Giving Compass' Take:

• K. A. Dilday reports that the Poor People’s Campaign is working to reveal the impacts of voting rights on poor people of all races who suffer from the alienation of their rights. 

• How can funders work to reduce impediments to voting and increase voting access for poor individuals? What states have the best and worst voting rights? 

• Learn about the importance of ensuring voting rights to individuals with criminal records


Fifty years after King’s death in 1968, the Poor People’s Campaign is returning to face the same problems, and with the same principle: that people of all races who are suffering the effects of rampant greed at the hands of oligarchs share common oppression, and thus must make common cause. Theoharis, who is the founder of the Kairos Center for Religions, Rights, and Social Justice in New York City, joined Barber in Harlem to bring the message that to speak and act in “silos” of identity activist groups—black, poor, Native American, white, LGBT—falls prey to the right wing’s divide-and-conquer tactics.

Poverty, they insisted, does not honor the perceived borders of these silos. Today, a greater percentage of Native Americans live in poverty than people of any other ethnicity; there are more white people who are living in poverty than any of other race; more than a quarter of blacks and nearly a quarter of Latinx are poor.
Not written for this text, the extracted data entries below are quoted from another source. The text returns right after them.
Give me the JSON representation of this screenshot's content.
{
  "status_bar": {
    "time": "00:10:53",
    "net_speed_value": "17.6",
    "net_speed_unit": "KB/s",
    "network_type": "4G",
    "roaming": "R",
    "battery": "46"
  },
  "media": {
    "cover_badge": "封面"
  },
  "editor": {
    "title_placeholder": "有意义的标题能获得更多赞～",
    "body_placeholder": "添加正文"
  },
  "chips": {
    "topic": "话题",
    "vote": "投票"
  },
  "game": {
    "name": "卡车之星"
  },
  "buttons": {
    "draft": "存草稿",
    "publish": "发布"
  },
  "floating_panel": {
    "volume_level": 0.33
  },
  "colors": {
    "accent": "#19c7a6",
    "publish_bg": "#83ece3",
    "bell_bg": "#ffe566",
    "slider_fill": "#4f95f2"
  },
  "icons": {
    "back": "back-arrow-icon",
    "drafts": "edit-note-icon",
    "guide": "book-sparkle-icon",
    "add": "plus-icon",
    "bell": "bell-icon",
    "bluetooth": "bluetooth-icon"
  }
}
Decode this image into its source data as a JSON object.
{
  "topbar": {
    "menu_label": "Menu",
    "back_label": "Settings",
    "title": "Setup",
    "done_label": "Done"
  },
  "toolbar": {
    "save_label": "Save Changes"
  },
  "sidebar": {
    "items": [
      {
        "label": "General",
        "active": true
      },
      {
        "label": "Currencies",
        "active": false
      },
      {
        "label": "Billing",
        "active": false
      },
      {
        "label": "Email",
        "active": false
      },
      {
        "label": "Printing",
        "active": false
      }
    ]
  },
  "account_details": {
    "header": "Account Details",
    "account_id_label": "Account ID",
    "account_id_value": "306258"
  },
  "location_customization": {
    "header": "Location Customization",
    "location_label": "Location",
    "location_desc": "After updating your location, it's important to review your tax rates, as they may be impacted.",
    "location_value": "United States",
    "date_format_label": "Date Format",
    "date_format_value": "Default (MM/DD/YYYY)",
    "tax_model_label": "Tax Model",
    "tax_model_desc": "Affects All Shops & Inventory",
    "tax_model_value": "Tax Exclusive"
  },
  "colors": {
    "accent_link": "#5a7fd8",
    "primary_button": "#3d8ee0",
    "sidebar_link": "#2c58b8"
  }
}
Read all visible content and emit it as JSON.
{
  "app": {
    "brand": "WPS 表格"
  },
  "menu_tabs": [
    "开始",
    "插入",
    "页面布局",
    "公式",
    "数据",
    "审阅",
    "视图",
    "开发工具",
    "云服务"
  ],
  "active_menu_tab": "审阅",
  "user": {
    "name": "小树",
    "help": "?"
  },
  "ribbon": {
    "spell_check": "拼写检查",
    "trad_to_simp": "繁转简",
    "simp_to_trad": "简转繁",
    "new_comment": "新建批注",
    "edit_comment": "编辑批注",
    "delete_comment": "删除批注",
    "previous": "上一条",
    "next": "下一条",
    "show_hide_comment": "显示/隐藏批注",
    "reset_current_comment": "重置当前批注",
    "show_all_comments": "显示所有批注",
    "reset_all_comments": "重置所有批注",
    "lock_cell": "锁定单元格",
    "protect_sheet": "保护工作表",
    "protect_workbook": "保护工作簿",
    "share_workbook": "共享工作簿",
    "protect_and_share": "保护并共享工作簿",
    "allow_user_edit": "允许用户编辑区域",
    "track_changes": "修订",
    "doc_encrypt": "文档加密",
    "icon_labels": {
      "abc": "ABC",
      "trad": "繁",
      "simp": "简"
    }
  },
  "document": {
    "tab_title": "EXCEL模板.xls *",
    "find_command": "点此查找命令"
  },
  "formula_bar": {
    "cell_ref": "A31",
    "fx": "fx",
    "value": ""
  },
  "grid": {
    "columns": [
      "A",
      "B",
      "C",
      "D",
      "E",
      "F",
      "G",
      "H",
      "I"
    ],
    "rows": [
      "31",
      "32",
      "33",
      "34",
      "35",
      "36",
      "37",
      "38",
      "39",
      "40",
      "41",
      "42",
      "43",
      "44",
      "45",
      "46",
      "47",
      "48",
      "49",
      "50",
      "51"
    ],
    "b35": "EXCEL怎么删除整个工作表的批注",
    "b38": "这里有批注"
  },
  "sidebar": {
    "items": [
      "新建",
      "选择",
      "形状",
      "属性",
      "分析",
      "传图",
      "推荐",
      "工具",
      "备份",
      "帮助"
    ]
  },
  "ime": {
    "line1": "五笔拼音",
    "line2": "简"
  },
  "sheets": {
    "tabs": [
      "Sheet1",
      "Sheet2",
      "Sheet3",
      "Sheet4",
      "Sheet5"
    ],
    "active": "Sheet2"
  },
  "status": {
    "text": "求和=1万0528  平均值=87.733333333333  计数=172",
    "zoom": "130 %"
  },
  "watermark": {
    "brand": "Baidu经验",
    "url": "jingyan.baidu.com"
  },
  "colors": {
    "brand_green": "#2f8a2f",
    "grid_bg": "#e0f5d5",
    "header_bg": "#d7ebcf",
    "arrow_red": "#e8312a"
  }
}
This perspective may seem counter to the current narrative of the left in general, and of black activists in particular, with their focus on black poverty and white supremacy. But Barber asked the audience to examine the state of things more closely: “All of the states that have passed voter suppression laws have elected politicians who cut taxes for the wealthy, who are against workers’ rights, who are against insurance and immigrants, against gay people and public education. They all get elected somewhat because of racialized voter suppression. But when they get in office they pass policies that hurt mostly white people.“

Barber pointed out that on June 25, 2013, the Supreme Court removed a key provision of the voting rights act and “threw it to Congress“ to fix. “They have been sitting on fixing the voting rights act for … five years and four months,” he said. “One of the most racist, underreported acts that we have seen.”